Sentí como toda la alegría que se había apoderado de mí al ver las marcas de esos labios se había esfumado ante la idea de haber despreciado toda posibilidad de conocer a la chica que había dejado su presencia en el papel. Tal vez había escrito en él su dirección, su número de teléfono o simplemente su nombre, pero ya no podía hacer nada para evitarlo. Ante tal desesperación regresé a mi casa atravesando el mismo camino de ida y con la misma espesa niebla. Nada más llegar a mi casa, recorrí el pasillo y entré en mi cuarto.
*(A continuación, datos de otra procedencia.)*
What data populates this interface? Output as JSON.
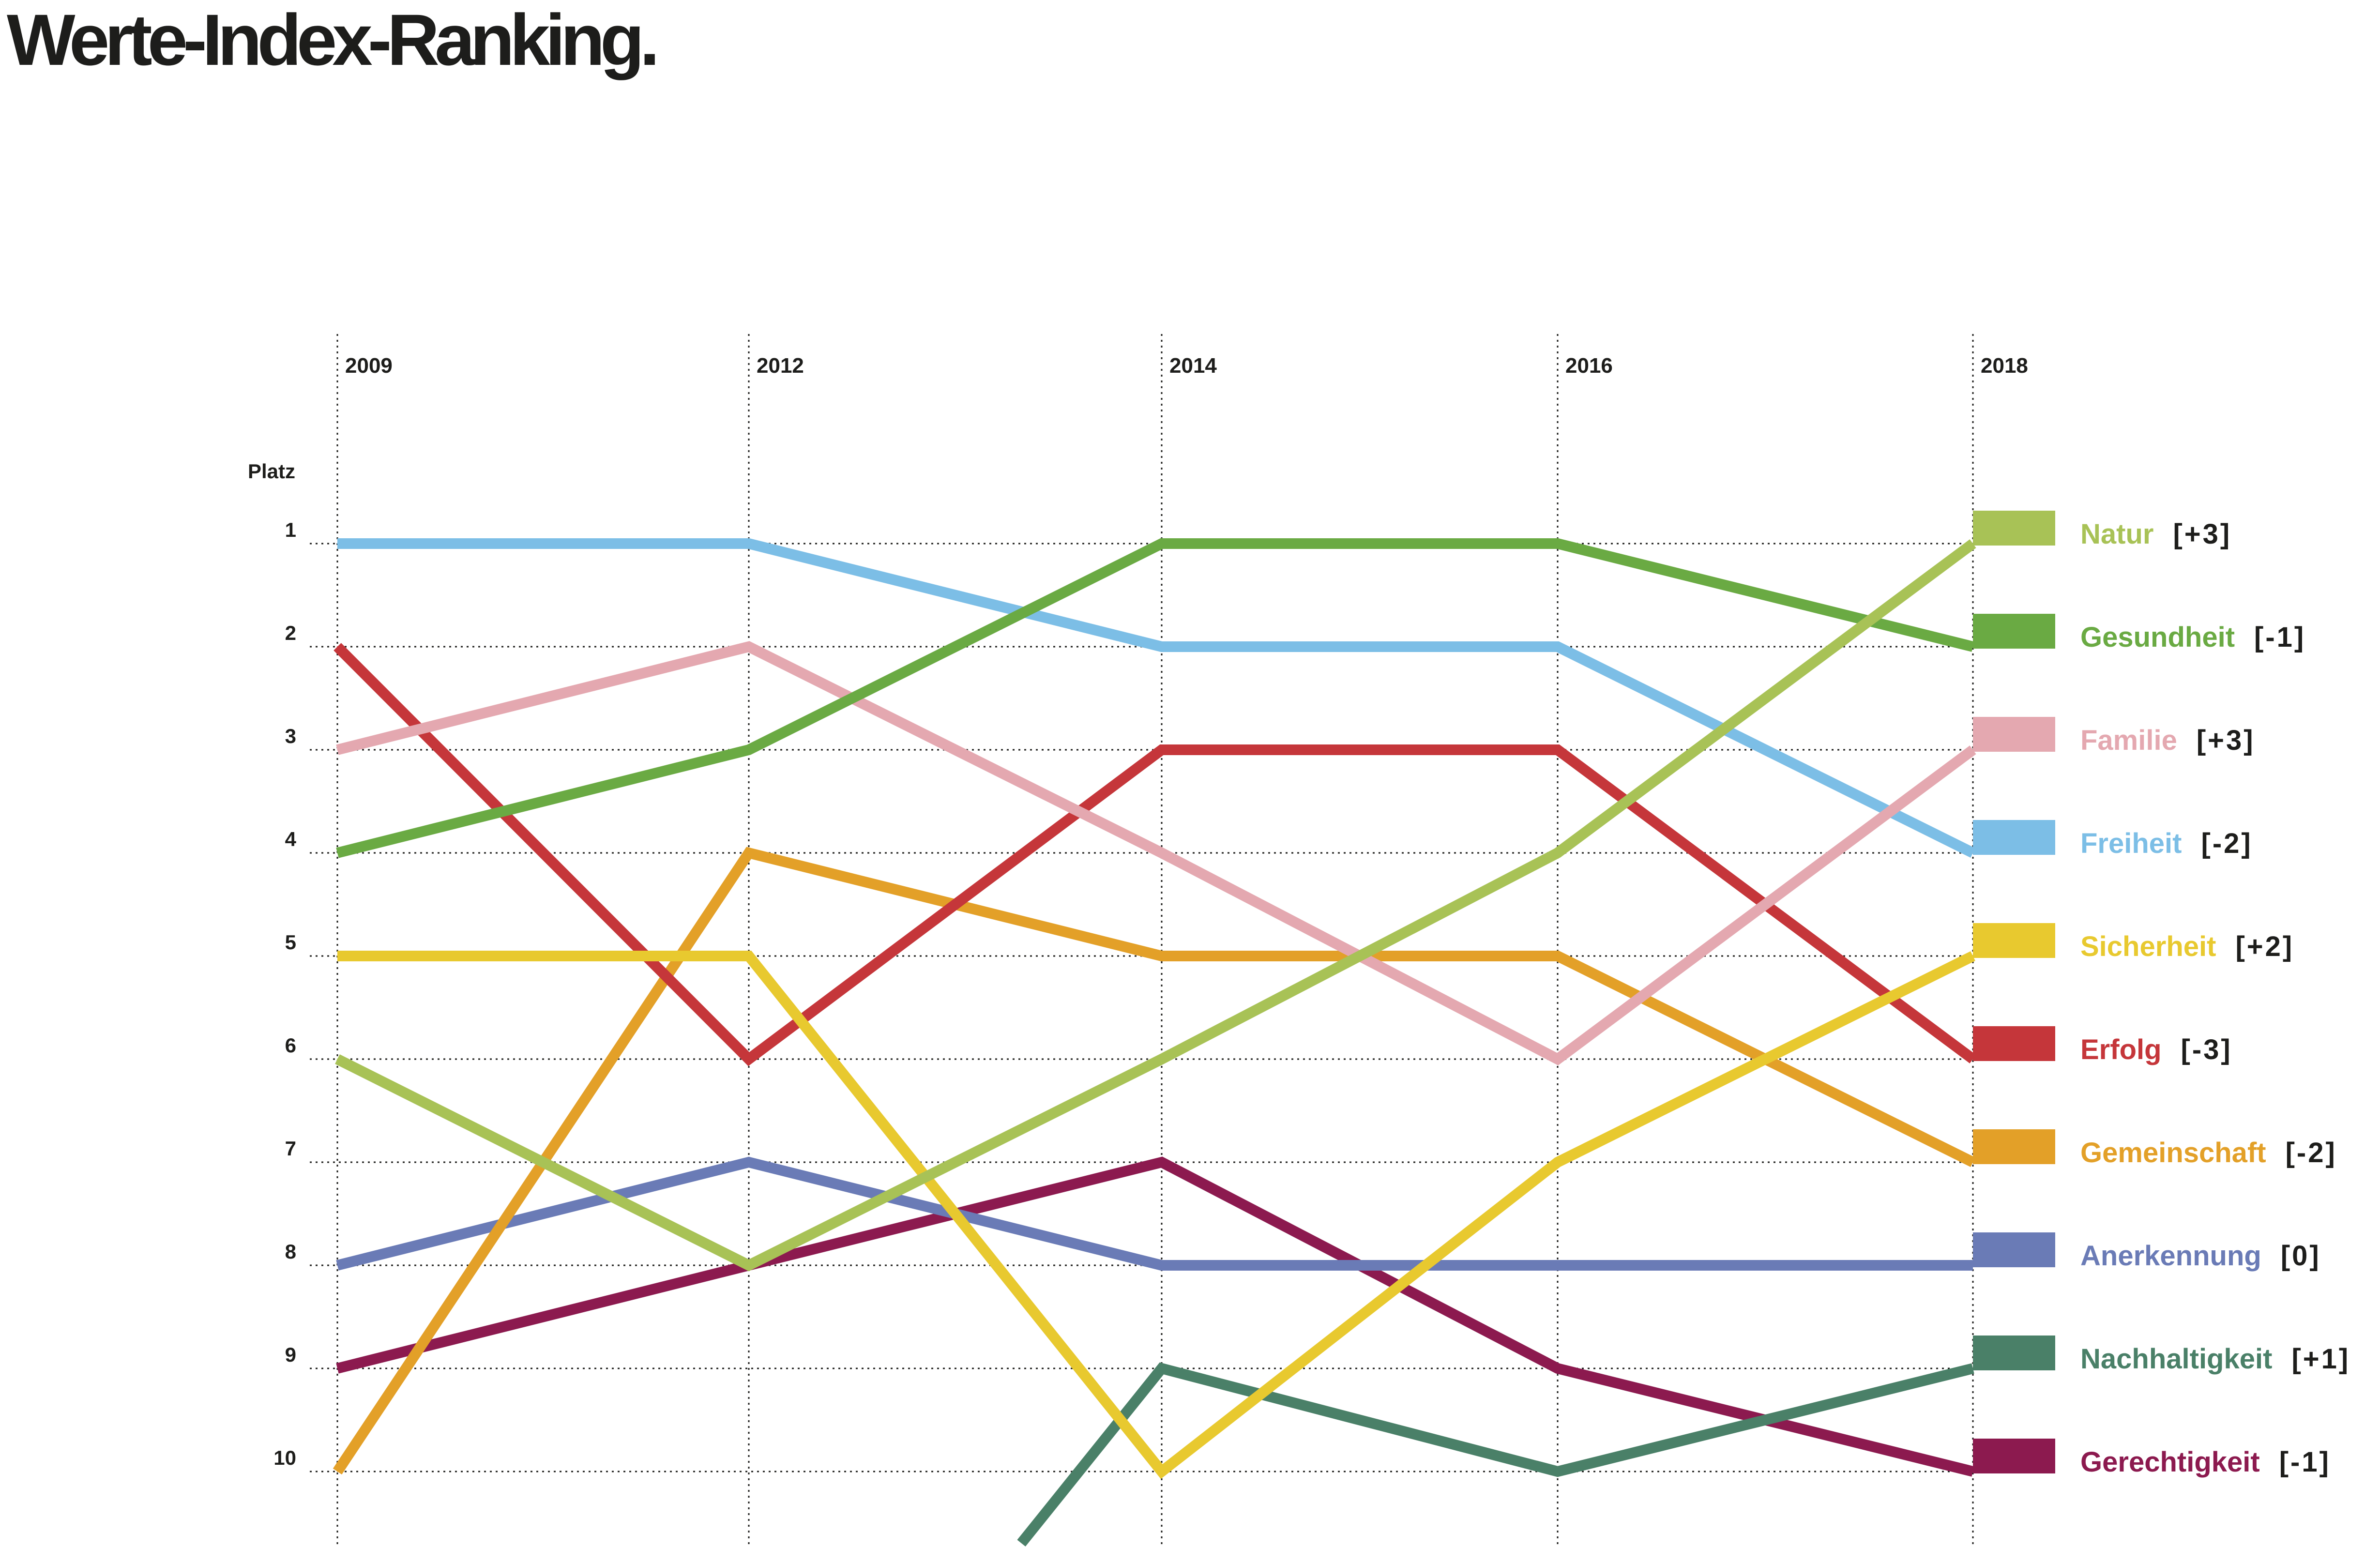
{
  "title": "Werte-Index-Ranking.",
  "chart_data": {
    "type": "line",
    "title": "Werte-Index-Ranking.",
    "ylabel": "Platz",
    "x": [
      "2009",
      "2012",
      "2014",
      "2016",
      "2018"
    ],
    "y_ticks": [
      "1",
      "2",
      "3",
      "4",
      "5",
      "6",
      "7",
      "8",
      "9",
      "10"
    ],
    "y_inverted": true,
    "ylim": [
      1,
      10
    ],
    "grid": true,
    "legend_position": "right",
    "series": [
      {
        "name": "Natur",
        "change": "[+3]",
        "color": "#a8c256",
        "values": [
          6,
          8,
          6,
          4,
          1
        ]
      },
      {
        "name": "Gesundheit",
        "change": "[-1]",
        "color": "#6aaa43",
        "values": [
          4,
          3,
          1,
          1,
          2
        ]
      },
      {
        "name": "Familie",
        "change": "[+3]",
        "color": "#e4a8b0",
        "values": [
          3,
          2,
          4,
          6,
          3
        ]
      },
      {
        "name": "Freiheit",
        "change": "[-2]",
        "color": "#7cbee6",
        "values": [
          1,
          1,
          2,
          2,
          4
        ]
      },
      {
        "name": "Sicherheit",
        "change": "[+2]",
        "color": "#e8c92f",
        "values": [
          5,
          5,
          10,
          7,
          5
        ]
      },
      {
        "name": "Erfolg",
        "change": "[-3]",
        "color": "#c5363a",
        "values": [
          2,
          6,
          3,
          3,
          6
        ]
      },
      {
        "name": "Gemeinschaft",
        "change": "[-2]",
        "color": "#e3a028",
        "values": [
          10,
          4,
          5,
          5,
          7
        ]
      },
      {
        "name": "Anerkennung",
        "change": "[0]",
        "color": "#6a7bb6",
        "values": [
          8,
          7,
          8,
          8,
          8
        ]
      },
      {
        "name": "Nachhaltigkeit",
        "change": "[+1]",
        "color": "#4a8068",
        "values": [
          null,
          null,
          9,
          10,
          9
        ]
      },
      {
        "name": "Gerechtigkeit",
        "change": "[-1]",
        "color": "#8c1a4f",
        "values": [
          9,
          8,
          7,
          9,
          10
        ]
      }
    ]
  }
}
Guardé en el cajón de mi escritorio el papel y decidí no sacarlo de ahí durante la mañana, sólo me podría permitir el lujo de hacerlo por las noches. A fin de cuentas no me era necesario verlo más, por un lado era totalmente imposible descifrar lo que había escrito antes de que yo lo chamuscase a partir de unos pequeños trazos de tinta muy difusos, y por otro lado no era necesario observar las marcas de carmín de nuevo, puesto que las había guardado en mi mente a la perfección y las recordaba con suma precisión.

Al día siguiente me pasé todo el día dibujando, bocetos y bocetos trazaban mis manos con lápices y bolígrafos. No paraba de dibujar, y lo que dibujaba era lo que ocupaba mi mente de forma continua, la chica de esos labios que me obsesionaban, que se habían convertido en mi locura, en mi enfermedad, como si fuese el centro de todo. Así que me pasé toda la mañana dibujando sus labios. A medida que hacía más y más mejor los trazaba, mejor definía su grosor, textura, grietas e incluso su relieve.
Y mientras, me dedicaba a dibujar de forma continua y sin descanso con un bolígrafo de tinta roja esos labios que me habían llevado a la locura, me iba imaginando su rostro. Trataba de crearla en mi mente, imaginar como serían sus ojos, su nariz, sus mejillas, su pelo, sus orejas, sus pestañas, sus cejas, sus pómulos, su piel, sus caderas, su cuello. Traté hacer dibujos no solo de sus labios, sino de la idea que tenía en mi mente de ella, pero el resultado solo fueron dibujos de prototipos de chicas con una suma belleza, pero que no se podía comparar a la que mi mente había imaginado. Ante tal decepción de no poder trazar de forma fidedigna a mi mente el rostro de esa chica me tumbé en mi cama y me dispuse a dormir.

Al despertarme sentí el impulso de ir otra vez a aquel banco. La atmósfera era la misma, el mismo frío, la misma niebla observada desde la ventana, la misma escena grisácea, e incluso parecía que fuese la misma hora.Cogí el papel del cajón el cual no me había parado a observar en la mañana y realicé el mismo camino que la última vez. A medida que andaba me ilusionaba con la idea de encontrarme allí a la chica, mi ilusión era tal que los nervios hicieron que sujetase en todo momento en mi mano derecha el trozo de papel con esos preciosos labios marcados. Una vez llegué al banco me di cuenta de que mis ilusiones se habían desvanecido por completo.
Allí no había nadie sentado...


Me sentía triste, más amargado de lo usual en mí. Me culpaba de haber sido tan estúpido como para haberme ilusionado tanto por una chica que desconocía absolutamente, y de la cual ignoraba su rostro, su edad, su voz sus gustos y sus sueños. Me sentía tan estúpido y patético entre toda esa niebla, de pie, enfrente de aquel banco, que otra vez en mi mente enferma todas esas ilusiones se tornaron de nuevo en mis problemas, penas y desgracias...Parecía que el silencio de toda esa niebla era el mismo que el silencio que sentía mi vida, la cual solo deseaba que acabase...

Pero entre todo ese silencio surgió una voz, sumamente dulce y delicada que pronunció a mis espaldas:
- Veo que encontraste mi papel.

Tras escuchar estas palabras que anesteciaban mi vacío existencial giré mi cabeza, y, entonces la ví por primera vez.